Timing and Sequence Requirements Defined for Embryonic Maintenance of Imprinted DNA Methylation at Rasgrf1{triangledown}

Rebecca Holmes,1 Yanjie Chang,2 and Paul D. Soloway1,2*

Division of Nutritional Sciences, College of Agriculture and Life Sciences, Cornell University, Ithaca, New York 14853,1 Roswell Park Cancer Institute, Buffalo, New York 142632

Received 11 January 2006/ Returned for modification 13 February 2006/ Accepted 25 September 2006

Epigenetic programming is critical for normal development of mammalian embryos. Errors cause misexpression of genes and aberrant development (E. Li, C. Beard, and R. Jaenisch, Nature 366:362-365, 1993). Imprinted genes are important targets of epigenetic regulation, but little is known about how the epigenetic patterns are established in the parental germ lines and maintained in the embryo. Paternal allele-specific expression at the imprinted Rasgrf1 locus in mice is controlled by paternal allele-specific methylation at a differentially methylated domain (DMD). DMD methylation is in turn controlled by a direct repeat sequence immediately downstream of the DMD which is required for establishing Rasgrf1 methylation in the male germ line (B. J. Yoon et al., Nat. Genet. 30:92-96, 2002). To determine if these repeats have a role in methylation maintenance, we developed a conditional deletion of the repeat sequence in mice and showed that the repeats are also required during a narrow interval to maintain paternal methylation of Rasgrf1 in developing embryos. Removing the repeats upon fertilization caused a total loss of methylation by the morula stage, but by the epiblast stage, the repeats were completely dispensable for methylation maintenance. This developmental interval coincides with genome-wide demethylation and remethylation in mice which most imprinted genes resist. Our data show that the Rasgrf1 repeats serve at least two functions: first, to establish Rasgrf1 DNA methylation in the male germ line, and second, to resist global demethylation in the preimplantation embryo.

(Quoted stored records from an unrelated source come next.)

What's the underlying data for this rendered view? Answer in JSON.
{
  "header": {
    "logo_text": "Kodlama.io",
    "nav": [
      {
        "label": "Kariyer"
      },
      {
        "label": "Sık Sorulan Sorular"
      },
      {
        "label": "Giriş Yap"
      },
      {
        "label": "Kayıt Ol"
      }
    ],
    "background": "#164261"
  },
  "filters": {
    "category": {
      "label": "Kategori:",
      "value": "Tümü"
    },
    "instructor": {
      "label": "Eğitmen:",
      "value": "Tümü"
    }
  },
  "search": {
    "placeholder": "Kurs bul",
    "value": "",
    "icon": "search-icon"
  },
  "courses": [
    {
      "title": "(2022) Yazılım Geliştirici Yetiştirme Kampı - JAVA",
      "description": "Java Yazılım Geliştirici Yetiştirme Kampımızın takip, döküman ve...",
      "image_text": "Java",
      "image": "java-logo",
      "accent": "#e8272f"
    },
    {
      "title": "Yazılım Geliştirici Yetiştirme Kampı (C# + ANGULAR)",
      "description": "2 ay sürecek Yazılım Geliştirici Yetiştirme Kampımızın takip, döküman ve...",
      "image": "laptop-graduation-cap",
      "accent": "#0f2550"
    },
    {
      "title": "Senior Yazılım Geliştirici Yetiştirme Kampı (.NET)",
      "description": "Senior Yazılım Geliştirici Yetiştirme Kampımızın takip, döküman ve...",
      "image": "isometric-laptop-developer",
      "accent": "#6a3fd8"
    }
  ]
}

* Corresponding author. Mailing address: Cornell University, Nutritional Sciences, 108 Savage Hall, Ithaca, NY 14853. Phone: (607) 254-6444. Fax: (607) 254-6444. E-mail: pds28{at}cornell.edu.

{triangledown} Published ahead of print on 9 October 2006.


Molecular and Cellular Biology, December 2006, p. 9564-9570, Vol. 26, No. 24
0270-7306/06/$08.00+0     doi:10.1128/MCB.00058-06
Copyright © 2006, American Society for Microbiology. All Rights Reserved.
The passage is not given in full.